A Mutique avec qui j'ai chialé comme une grosse merde.
Il releva la tête de son parchemin vers la pendule sur le mur d'en face, soupirant. Les journées étaient de plus en plus longues alors que l'anniversaire de la victoire contre Voldemort approchait. Draco redoutait ces festivités. Ce fut très difficile au début, puis il pensait s'y être habitué. Sa femme, et ensuite son fils, Scorpius, avaient très bien joué leur rôle de distractions. Mais alors que ce dernier grandissait, lui vieillissait. Tous les matins, il lançait des sorts pour se coiffer impeccablement, faire disparaître les cernes sous ses yeux, et retarder l'apparition de barbe. Mais face à la lassitude qui emplissait son regard, il n'y avait aucun remède.
Draco Malfoy avait pourtant tout pour être heureux. Il avait un bon poste au Ministère de la Magie, au Département des Mystères plus précisément, comme il en avait toujours rêvé. A force de gestion raisonnée de son patrimoine, et avec l'aide de sa mère, il avait réussi à non seulement conserver son manoir, mais à acquérir d'autres biens immobiliers. Il y a vingt-cinq ans de cela, lorsque Voldemort fut définitivement vaincu, il n'aurait pas pensé pouvoir se relever aussi bien. Oh, il en gardait des traces, bien sûr. Son avant-bras était marqué à tout jamais, et il lui arrivait encore fréquemment d'avoir des cauchemars. Ça n'avait jamais perturbé sa vie quotidienne, jusqu'à récemment.
Quelques semaines auparavant, un tout petit rien, tel un grain de sable, avait failli faire dérailler la machine.

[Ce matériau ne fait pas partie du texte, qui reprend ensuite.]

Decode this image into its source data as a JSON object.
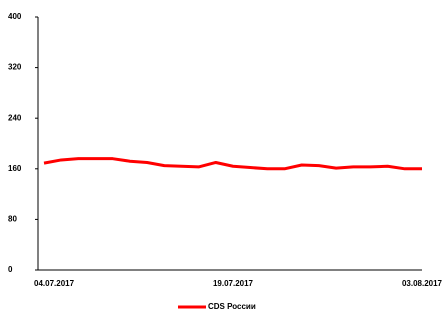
{
  "chart_data": {
    "type": "line",
    "x": [
      "04.07.2017",
      null,
      null,
      null,
      null,
      null,
      null,
      null,
      null,
      null,
      null,
      "19.07.2017",
      null,
      null,
      null,
      null,
      null,
      null,
      null,
      null,
      null,
      null,
      "03.08.2017"
    ],
    "series": [
      {
        "name": "CDS России",
        "color": "#ff0000",
        "values": [
          169,
          174,
          176,
          176,
          176,
          172,
          170,
          165,
          164,
          163,
          170,
          164,
          162,
          160,
          160,
          166,
          165,
          161,
          163,
          163,
          164,
          160,
          160
        ]
      }
    ],
    "ylim": [
      0,
      400
    ],
    "yticks": [
      0,
      80,
      160,
      240,
      320,
      400
    ],
    "grid": false,
    "legend": "bottom"
  }
}
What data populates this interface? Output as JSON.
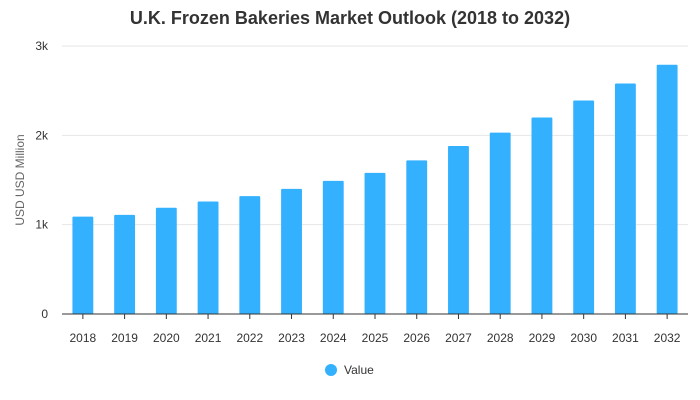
{
  "chart_data": {
    "type": "bar",
    "title": "U.K. Frozen Bakeries Market Outlook (2018 to 2032)",
    "xlabel": "",
    "ylabel": "USD USD Million",
    "categories": [
      "2018",
      "2019",
      "2020",
      "2021",
      "2022",
      "2023",
      "2024",
      "2025",
      "2026",
      "2027",
      "2028",
      "2029",
      "2030",
      "2031",
      "2032"
    ],
    "series": [
      {
        "name": "Value",
        "color": "#33b1ff",
        "values": [
          1090,
          1110,
          1190,
          1260,
          1320,
          1400,
          1490,
          1580,
          1720,
          1880,
          2030,
          2200,
          2390,
          2580,
          2790
        ]
      }
    ],
    "ylim": [
      0,
      3000
    ],
    "yticks": [
      0,
      1000,
      2000,
      3000
    ],
    "ytick_labels": [
      "0",
      "1k",
      "2k",
      "3k"
    ],
    "grid": true,
    "legend_position": "bottom"
  }
}
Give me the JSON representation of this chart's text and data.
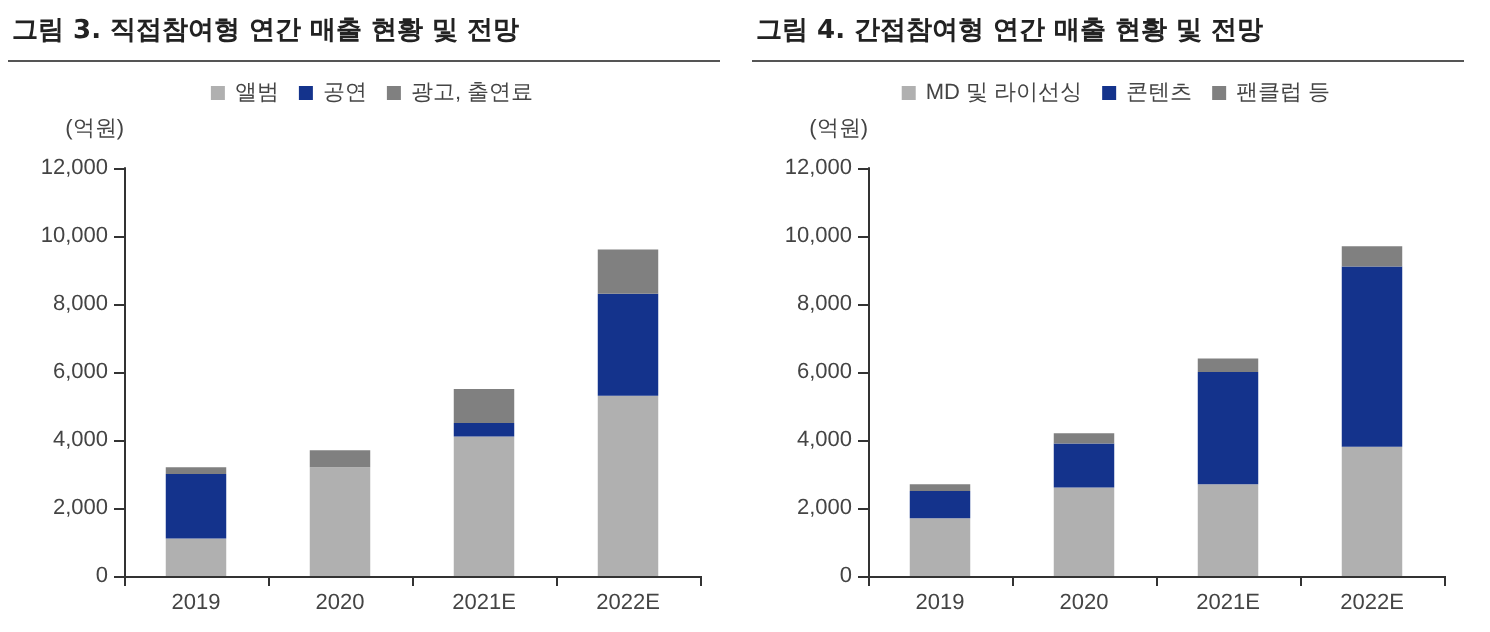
{
  "chart_data": [
    {
      "type": "bar",
      "title": "그림 3. 직접참여형 연간 매출 현황 및 전망",
      "ylabel": "(억원)",
      "categories": [
        "2019",
        "2020",
        "2021E",
        "2022E"
      ],
      "stacked": true,
      "ylim": [
        0,
        12000
      ],
      "yticks": [
        0,
        {
          "value": 2000,
          "label": "2,000"
        },
        {
          "value": 4000,
          "label": "4,000"
        },
        {
          "value": 6000,
          "label": "6,000"
        },
        {
          "value": 8000,
          "label": "8,000"
        },
        {
          "value": 10000,
          "label": "10,000"
        },
        {
          "value": 12000,
          "label": "12,000"
        }
      ],
      "grid": false,
      "legend": "top",
      "series": [
        {
          "name": "앨범",
          "color": "#b0b0b0",
          "values": [
            1100,
            3200,
            4100,
            5300
          ]
        },
        {
          "name": "공연",
          "color": "#14338c",
          "values": [
            1900,
            null,
            400,
            3000
          ]
        },
        {
          "name": "광고, 출연료",
          "color": "#808080",
          "values": [
            200,
            500,
            1000,
            1300
          ]
        }
      ]
    },
    {
      "type": "bar",
      "title": "그림 4. 간접참여형 연간 매출 현황 및 전망",
      "ylabel": "(억원)",
      "categories": [
        "2019",
        "2020",
        "2021E",
        "2022E"
      ],
      "stacked": true,
      "ylim": [
        0,
        12000
      ],
      "yticks": [
        0,
        {
          "value": 2000,
          "label": "2,000"
        },
        {
          "value": 4000,
          "label": "4,000"
        },
        {
          "value": 6000,
          "label": "6,000"
        },
        {
          "value": 8000,
          "label": "8,000"
        },
        {
          "value": 10000,
          "label": "10,000"
        },
        {
          "value": 12000,
          "label": "12,000"
        }
      ],
      "grid": false,
      "legend": "top",
      "series": [
        {
          "name": "MD 및 라이선싱",
          "color": "#b0b0b0",
          "values": [
            1700,
            2600,
            2700,
            3800
          ]
        },
        {
          "name": "콘텐츠",
          "color": "#14338c",
          "values": [
            800,
            1300,
            3300,
            5300
          ]
        },
        {
          "name": "팬클럽 등",
          "color": "#808080",
          "values": [
            200,
            300,
            400,
            600
          ]
        }
      ]
    }
  ]
}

« Je suis désolée Draco... Je n'arrive plus à dormir. Ça m'empêche de travailler... » commença Astoria.
« Non, c'est rien. Ça va. Fais comme tu veux. »

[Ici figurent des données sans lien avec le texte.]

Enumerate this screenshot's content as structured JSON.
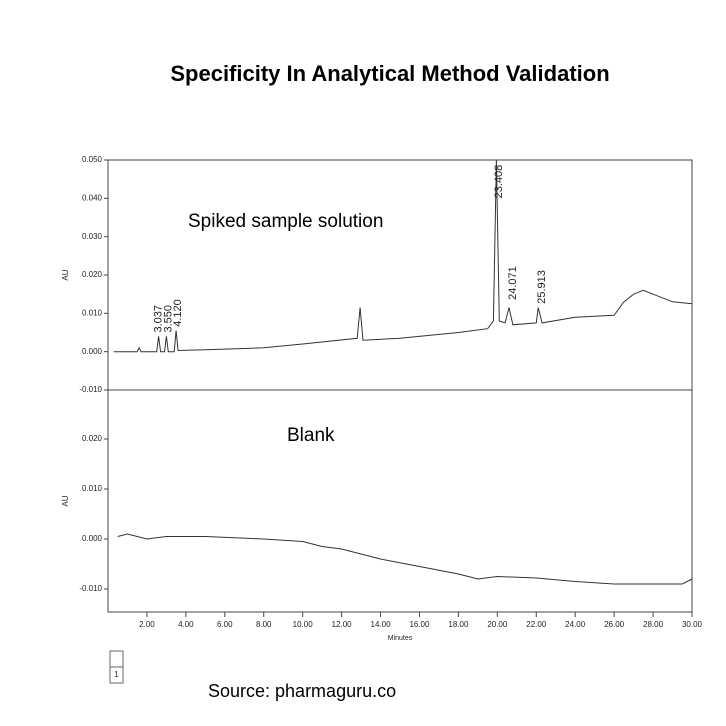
{
  "title": "Specificity In Analytical Method Validation",
  "source": "Source: pharmaguru.co",
  "page_indicator": "1",
  "chart_data": [
    {
      "type": "line",
      "annotation": "Spiked sample solution",
      "ylabel": "AU",
      "color": "#333333",
      "x": [
        0.3,
        1.5,
        1.6,
        1.7,
        2.5,
        2.6,
        2.7,
        2.9,
        3.0,
        3.1,
        3.4,
        3.5,
        3.6,
        5,
        8,
        10,
        12.8,
        12.95,
        13.1,
        15,
        18,
        19.5,
        19.8,
        19.95,
        20.1,
        20.4,
        20.6,
        20.8,
        22,
        22.1,
        22.3,
        24,
        26,
        26.5,
        27,
        27.5,
        28,
        29,
        30
      ],
      "values": [
        0,
        0,
        0.001,
        0,
        0,
        0.004,
        0,
        0,
        0.004,
        0,
        0,
        0.0055,
        0.0003,
        0.0005,
        0.001,
        0.002,
        0.0035,
        0.0115,
        0.003,
        0.0035,
        0.005,
        0.006,
        0.008,
        0.05,
        0.008,
        0.0075,
        0.0115,
        0.007,
        0.0075,
        0.0115,
        0.0075,
        0.009,
        0.0095,
        0.013,
        0.015,
        0.016,
        0.015,
        0.013,
        0.0125
      ],
      "peak_labels": [
        {
          "text": "3.037",
          "x": 2.6,
          "y": 0.005
        },
        {
          "text": "3.550",
          "x": 3.1,
          "y": 0.005
        },
        {
          "text": "4.120",
          "x": 3.6,
          "y": 0.0065
        },
        {
          "text": "23.408",
          "x": 20.1,
          "y": 0.04
        },
        {
          "text": "24.071",
          "x": 20.8,
          "y": 0.0135
        },
        {
          "text": "25.913",
          "x": 22.3,
          "y": 0.0125
        }
      ],
      "xlim": [
        0,
        30
      ],
      "ylim": [
        -0.01,
        0.05
      ],
      "yticks": [
        {
          "value": -0.01,
          "label": "-0.010"
        },
        {
          "value": 0,
          "label": "0.000"
        },
        {
          "value": 0.01,
          "label": "0.010"
        },
        {
          "value": 0.02,
          "label": "0.020"
        },
        {
          "value": 0.03,
          "label": "0.030"
        },
        {
          "value": 0.04,
          "label": "0.040"
        },
        {
          "value": 0.05,
          "label": "0.050"
        }
      ]
    },
    {
      "type": "line",
      "annotation": "Blank",
      "ylabel": "AU",
      "xlabel": "Minutes",
      "color": "#333333",
      "x": [
        0.5,
        1.0,
        1.5,
        2,
        3,
        5,
        8,
        10,
        11,
        12,
        14,
        16,
        18,
        19,
        20,
        22,
        24,
        26,
        28,
        29.5,
        30
      ],
      "values": [
        0.0005,
        0.001,
        0.0005,
        0,
        0.0005,
        0.0005,
        0,
        -0.0005,
        -0.0015,
        -0.002,
        -0.004,
        -0.0055,
        -0.007,
        -0.008,
        -0.0075,
        -0.0078,
        -0.0085,
        -0.009,
        -0.009,
        -0.009,
        -0.008
      ],
      "xlim": [
        0,
        30
      ],
      "ylim": [
        -0.0146,
        0.0298
      ],
      "xticks": [
        {
          "value": 2,
          "label": "2.00"
        },
        {
          "value": 4,
          "label": "4.00"
        },
        {
          "value": 6,
          "label": "6.00"
        },
        {
          "value": 8,
          "label": "8.00"
        },
        {
          "value": 10,
          "label": "10.00"
        },
        {
          "value": 12,
          "label": "12.00"
        },
        {
          "value": 14,
          "label": "14.00"
        },
        {
          "value": 16,
          "label": "16.00"
        },
        {
          "value": 18,
          "label": "18.00"
        },
        {
          "value": 20,
          "label": "20.00"
        },
        {
          "value": 22,
          "label": "22.00"
        },
        {
          "value": 24,
          "label": "24.00"
        },
        {
          "value": 26,
          "label": "26.00"
        },
        {
          "value": 28,
          "label": "28.00"
        },
        {
          "value": 30,
          "label": "30.00"
        }
      ],
      "yticks": [
        {
          "value": -0.01,
          "label": "-0.010"
        },
        {
          "value": 0,
          "label": "0.000"
        },
        {
          "value": 0.01,
          "label": "0.010"
        },
        {
          "value": 0.02,
          "label": "0.020"
        }
      ]
    }
  ]
}
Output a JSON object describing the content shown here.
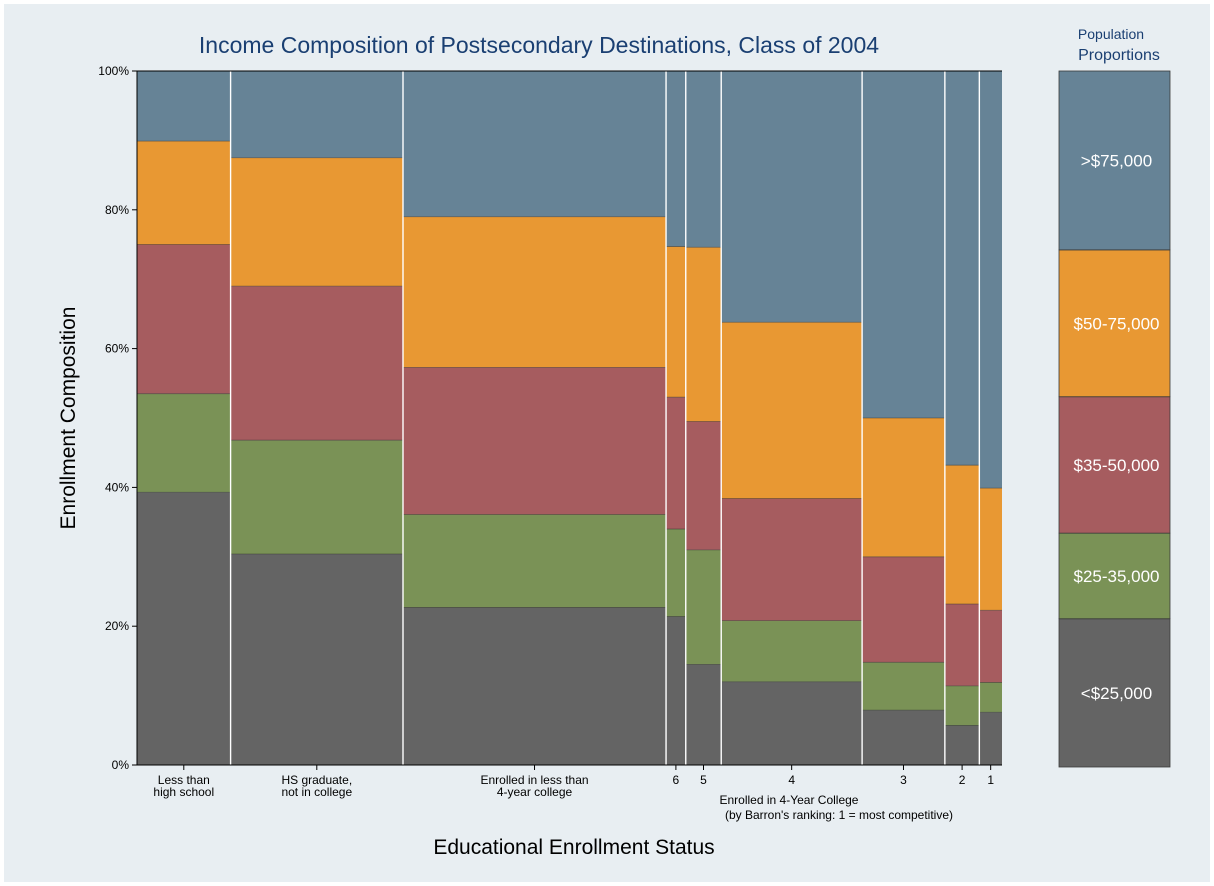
{
  "chart_data": {
    "type": "mosaic",
    "title": "Income Composition of Postsecondary Destinations, Class of 2004",
    "xlabel": "Educational Enrollment Status",
    "ylabel": "Enrollment Composition",
    "ylim": [
      0,
      100
    ],
    "yticks": [
      "0%",
      "20%",
      "40%",
      "60%",
      "80%",
      "100%"
    ],
    "x_group_label": "Enrolled in 4-Year College",
    "x_group_sublabel": "(by Barron's ranking: 1 = most competitive)",
    "income_groups": [
      {
        "name": "<$25,000",
        "color": "#646464"
      },
      {
        "name": "$25-35,000",
        "color": "#7a9256"
      },
      {
        "name": "$35-50,000",
        "color": "#a65c5f"
      },
      {
        "name": "$50-75,000",
        "color": "#e89833"
      },
      {
        "name": ">$75,000",
        "color": "#668396"
      }
    ],
    "categories": [
      {
        "label_line1": "Less than",
        "label_line2": "high school",
        "width_share": 9.5,
        "cumulative_percent": [
          39.3,
          53.5,
          75.0,
          89.9,
          100
        ]
      },
      {
        "label_line1": "HS graduate,",
        "label_line2": "not in college",
        "width_share": 17.5,
        "cumulative_percent": [
          30.4,
          46.8,
          69.0,
          87.5,
          100
        ]
      },
      {
        "label_line1": "Enrolled in less than",
        "label_line2": "4-year college",
        "width_share": 26.7,
        "cumulative_percent": [
          22.7,
          36.1,
          57.3,
          79.0,
          100
        ]
      },
      {
        "label_line1": "6",
        "label_line2": "",
        "width_share": 2.0,
        "cumulative_percent": [
          21.4,
          34.0,
          53.0,
          74.7,
          100
        ]
      },
      {
        "label_line1": "5",
        "label_line2": "",
        "width_share": 3.6,
        "cumulative_percent": [
          14.5,
          31.0,
          49.5,
          74.6,
          100
        ]
      },
      {
        "label_line1": "4",
        "label_line2": "",
        "width_share": 14.3,
        "cumulative_percent": [
          12.0,
          20.8,
          38.4,
          63.8,
          100
        ]
      },
      {
        "label_line1": "3",
        "label_line2": "",
        "width_share": 8.4,
        "cumulative_percent": [
          7.9,
          14.8,
          30.0,
          50.0,
          100
        ]
      },
      {
        "label_line1": "2",
        "label_line2": "",
        "width_share": 3.5,
        "cumulative_percent": [
          5.7,
          11.4,
          23.2,
          43.2,
          100
        ]
      },
      {
        "label_line1": "1",
        "label_line2": "",
        "width_share": 2.3,
        "cumulative_percent": [
          7.6,
          11.9,
          22.3,
          39.9,
          100
        ]
      }
    ],
    "legend": {
      "title_line1": "Population",
      "title_line2": "Proportions",
      "cumulative_percent": [
        21.3,
        33.6,
        53.2,
        74.3,
        100
      ],
      "labels": [
        "<$25,000",
        "$25-35,000",
        "$35-50,000",
        "$50-75,000",
        ">$75,000"
      ]
    }
  }
}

Apparemment, sa femme ne s'était pas attendue à ce que ce soit aussi facile. Peut-être même que ça l'avait vexée. Affichant un air contrit, elle s'inclina, et sortit du bureau de Draco. Il était devenu si blasé depuis quelques années qu'il en paraissait insensible. Astoria aurait sûrement vu d'un bon œil qu'il la retienne, un peu, ne serait-ce que pour la forme. Pour elle, ce n'était pas normal de devoir faire chambre à part. Même pour une raison aussi triviale et pragmatique. Lissant ses cheveux en arrière, Draco était content qu'elle ne lui demande pas plus d'explications. En vérité, lui aussi était las de hurler en pleine nuit des choses qu'il aurait voulu qu'elle n'entende pas. Certains souvenirs devraient vraiment rester enfouis.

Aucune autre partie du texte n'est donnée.